Ce qui a causé l’erreur des antiquaires, c’est une tourelle qui défend la citadelle du côté de la montagne, et qui, ronde au dedans, est armée à son sommet d’un couronnement de mâchicoulis taillé à six pans. Ils ont pris la tourelle pour la tour et le dehors pour le dedans. Du reste, à cette heure matinale, grâce aux vapeurs encore posées et appuyées sur le sol, je ne distinguais que la tête du donjon, la cime des murailles, et à l’horizon, tout autour de moi, la haute crête des collines. À mes pieds, le fond du paysage était caché par une brume blanche et épaisse dont le soleil dorait le bord. On eût dit qu’un nuage était tombé dans la vallée.

Comme sept heures sonnaient dans ce nuage au clocher de Rheindiebach, qui est un hameau au pied de Furstenberg, le grimpereau s’envola et je me levai.

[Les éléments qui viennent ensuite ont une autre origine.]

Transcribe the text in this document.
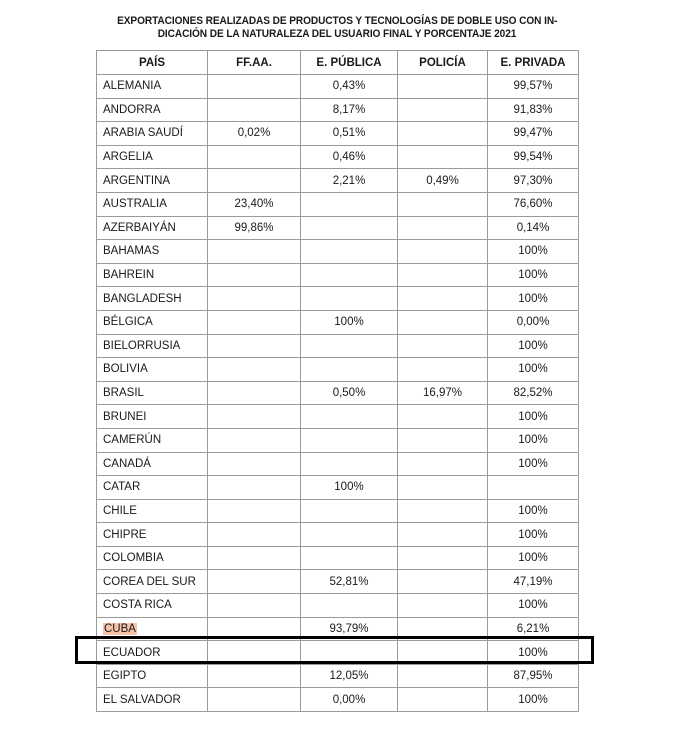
EXPORTACIONES REALIZADAS DE PRODUCTOS Y TECNOLOGÍAS DE DOBLE USO CON IN-
DICACIÓN DE LA NATURALEZA DEL USUARIO FINAL Y PORCENTAJE 2021
PAÍS	FF.AA.	E. PÚBLICA	POLICÍA	E. PRIVADA
ALEMANIA		0,43%		99,57%
ANDORRA		8,17%		91,83%
ARABIA SAUDÍ	0,02%	0,51%		99,47%
ARGELIA		0,46%		99,54%
ARGENTINA		2,21%	0,49%	97,30%
AUSTRALIA	23,40%			76,60%
AZERBAIYÁN	99,86%			0,14%
BAHAMAS				100%
BAHREIN				100%
BANGLADESH				100%
BÉLGICA		100%		0,00%
BIELORRUSIA				100%
BOLIVIA				100%
BRASIL		0,50%	16,97%	82,52%
BRUNEI				100%
CAMERÚN				100%
CANADÁ				100%
CATAR		100%		
CHILE				100%
CHIPRE				100%
COLOMBIA				100%
COREA DEL SUR		52,81%		47,19%
COSTA RICA				100%
CUBA		93,79%		6,21%
ECUADOR				100%
EGIPTO		12,05%		87,95%
EL SALVADOR		0,00%		100%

Pendant que je descendais, le brouillard montait, et, lorsque je parvins au village, les rayons du soleil y arrivaient. Quelques instants après, j’avais laissé le village derrière moi, sans même avoir pensé, je l’avoue, à interroger l’écho fameux de son ravin, je cheminais joyeusement le long du Rhin, et j’échangeais un bonjour amical avec trois jeunes peintres qui s’en allaient, eux, vers Bacharach, le sac et le parapluie sur le dos.